How to Get the Best Gmail Features When You Have an Old Email Account

In Tech 911 this week – a column in which we offer sensible answers and explanations to your deepest and darkest technical misunderstandings – a Lifehacker reader wonders why she can’t access some of Gmail’s best features using a third-party email client (and not -Gmail address).

Do you have a technical question that is keeping you awake at night? Tired of searching and troubleshooting Windows or Mac issues? Looking for advice on applications, browser extensions, or utilities that you can use to accomplish a specific task? Let us know! Let us know in the comments below or write to david.murphy@lifehacker.com .

I’ll let Lifehacker reader Andrea explain more:

“I have a problem with airmail and the support staff are stumped. I have scoured the internet and no one has a problem like mine. I use AirMail on both my Mac and iPhone. None of the features for storing emails from certain people or companies in my inbox work. This includes spam, blocking, mute and unsubscribe.

I know AirMail does not block spam, which is fine. This is done by my email provider. I just want to block regular senders who are real organizations and are not actively involved in fraudulent activities but do not respond to unsubscribe requests and are annoying. Mostly political emails.
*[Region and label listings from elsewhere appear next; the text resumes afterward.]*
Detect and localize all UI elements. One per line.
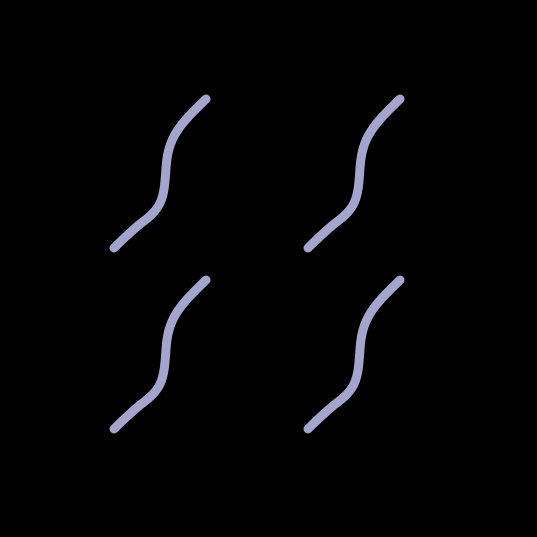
squiggle-top-right-stroke	[303, 94, 405, 253]
squiggle-bottom-right	[303, 275, 405, 434]
squiggle-bottom-left-stroke	[109, 275, 211, 434]
squiggle-bottom-right-stroke	[303, 275, 405, 434]
squiggle-top-left-stroke	[109, 94, 211, 253]
squiggle-top-right	[303, 94, 405, 253]
squiggle-bottom-left	[109, 275, 211, 434]
squiggle-top-left	[109, 94, 211, 253]
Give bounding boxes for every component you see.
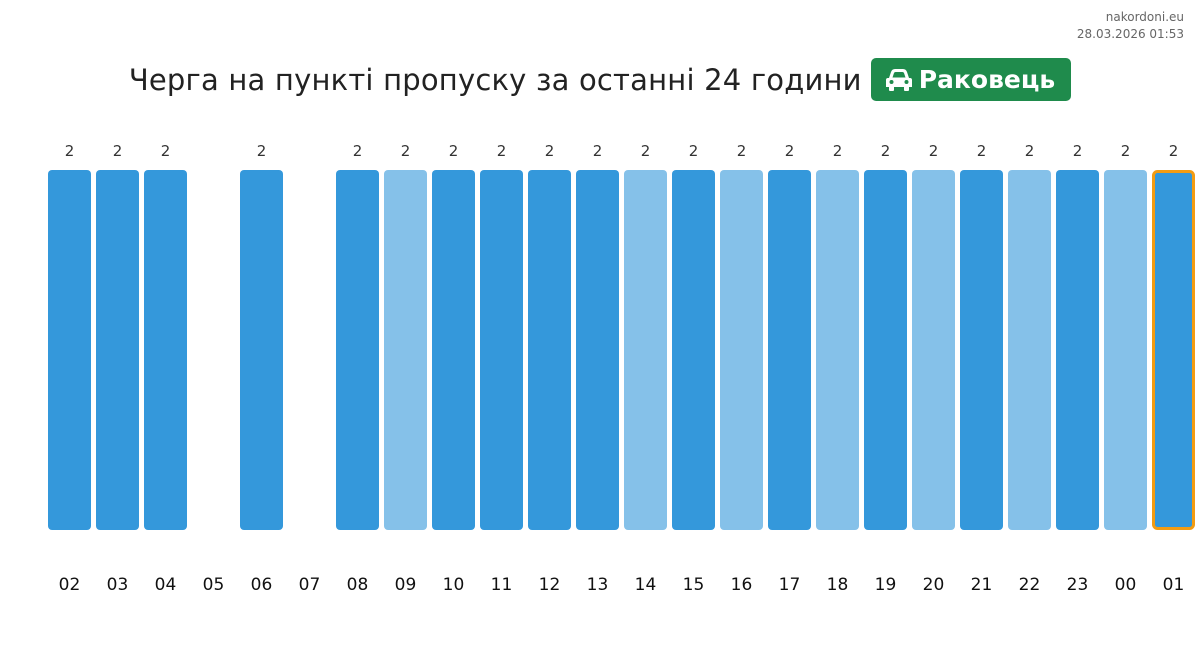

At work, I use Gmail as my webmail and it blocks them perfectly. Maybe something to do with my email setup? My email provider is mainly in business, but I’ve been paying them $ 5 a month to keep my email since 1995. “

I found this a little confusing at first, but then I reread your letter and the answer became pretty clear. Your email service (bitstream.net, now iphouse.com and recently acquired gogreencloud.com) doesn’t seem to fit well with Airmail’s conventions to mark emails as spam, block emails from you , mute conversations , etc.

To be on the safe side, I had a short chat yesterday with a support person at Airmail, and this is what they told me:

“Airmail does not have its own dedicated spam filter, so flagging as spam depends on the server of the email account you are using. If the server finds out that a specific email sender has a message marked as spam already in the spam folder, then it will work otherwise, it won’t. So it is completely server dependent and Airmail does not filter spam at this time. “

This is not quite the specific answer I was hoping to get from them, but the last line makes it clear. And if you look at the related support articles above for the blocking and mute functions, all of their examples include a bogus Gmail address.

This, in addition to this old Reddit comment about Airmail , makes me feel like these features depend on the email provider you are using. Since your primary email address comes from a lesser-known email provider rather than, say, Gmail, Airmail’s “mute” and “block” actions probably don’t affect anything on the side of your email provider. In other words, you get the basics of email via airmail, but that’s about it.

What can you do? I doubt that you will want to change the provider that you have had for the last 20 years. I know digital nostalgia is strong. What you can try – and I’m just trying to do it because it gets tricky – set up a new Gmail address and use Gmail’s ” Check mail from other accounts ” feature to import messages from your real email address.

You can then configure Gmail to use your mail provider’s SMTP server to send outgoing mail as if it came from your primary address. And once you’ve done that, you can set up Airmail with your bogus Gmail credentials.

After that, you will keep all the Gmail features (like mute, lock, etc.), but you will still be able to receive and send email from your primary email address and not from a dummy Gmail account. Hope. You may need to configure Airmail to use your ISP’s SMTP server and not Gmail, but I can’t confirm this since I don’t have Airmail – I’m cheap, what can I say.

Let me know if this doesn’t work or if you need more help, and I’ll be happy to help you complete the steps offline.